One Chart Proves How Important a CEO Really Is to Your Bottom Line
As the face of a company, chief executives are important people. When a company's CEO changes, the company also changes — at least according to public perception. Case in point is the market skepticism that Apple experienced when it changed CEOs from the late Steve Jobs to Tim Cook.
But can we predict a company's success based on one big personality with a killer business sense?
As it turns out, maybe we can. The Harvard Business Review reports that researchers at the University of Georgia and Penn State will soon release a paper suggesting that CEOs carry more weight in their companies than ever before. The "CEO effect" predicts a strong correlation between a successful CEO and increased sales, higher returns on assets and the relative value of a company.
Image Credit: HBR
Everybody likes a champion who can run the show and save the day single-handedly, but in the business world, the CEO wasn't always the star attraction. Between 1950 and 1969, 28.7% of a company's performance could be attributed to the particular industry it served. The economy was growing and CEOs could roll alongside good fortune easily. Between 1990 and 2009, amidst a few recessions, bursting bubbles and the collapse of the global financial market, a company's industry only accounted for 3.7% of how it performed.

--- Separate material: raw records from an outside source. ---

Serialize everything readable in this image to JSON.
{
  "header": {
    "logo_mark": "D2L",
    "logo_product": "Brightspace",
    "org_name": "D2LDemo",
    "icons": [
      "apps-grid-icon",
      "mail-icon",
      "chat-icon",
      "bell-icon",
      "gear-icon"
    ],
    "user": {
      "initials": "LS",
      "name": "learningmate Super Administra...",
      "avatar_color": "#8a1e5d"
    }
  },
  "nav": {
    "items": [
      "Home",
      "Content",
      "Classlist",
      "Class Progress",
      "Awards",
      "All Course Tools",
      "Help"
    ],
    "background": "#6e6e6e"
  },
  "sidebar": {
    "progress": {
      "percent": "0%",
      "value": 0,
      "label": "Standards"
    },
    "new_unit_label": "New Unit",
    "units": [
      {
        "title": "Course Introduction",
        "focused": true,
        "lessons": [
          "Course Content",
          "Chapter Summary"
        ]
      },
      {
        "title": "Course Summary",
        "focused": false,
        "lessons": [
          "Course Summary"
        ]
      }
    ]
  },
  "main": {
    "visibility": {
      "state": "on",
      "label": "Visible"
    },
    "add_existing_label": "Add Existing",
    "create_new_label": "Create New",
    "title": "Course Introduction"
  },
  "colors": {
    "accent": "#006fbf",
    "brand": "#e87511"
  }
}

What changed? Part of it was a cultural shift in consumer responsibility, meaning people realized it is on them to keep companies honest. A CEO's job then became centered on leadership and maximizing shareholder value. Technology and global interconnectedness sped up the pace of growth. Not only did companies have more ways to make money, but consumers gained more insight into company and CEO behavior. Ethical — or at least informed — spending is way easier when you can look into a corporation's activities online, and people want to know their money is going to people they can trust. Or a CEO they can admire.
One complicating factor, of course, is that CEOs may not actually be more important at all: We might think they matter more than they really do. Even a mediocre CEO can succeed when his or her niche in the industry is profitable. But the CEO Effect seems measurable, whether it's real or not.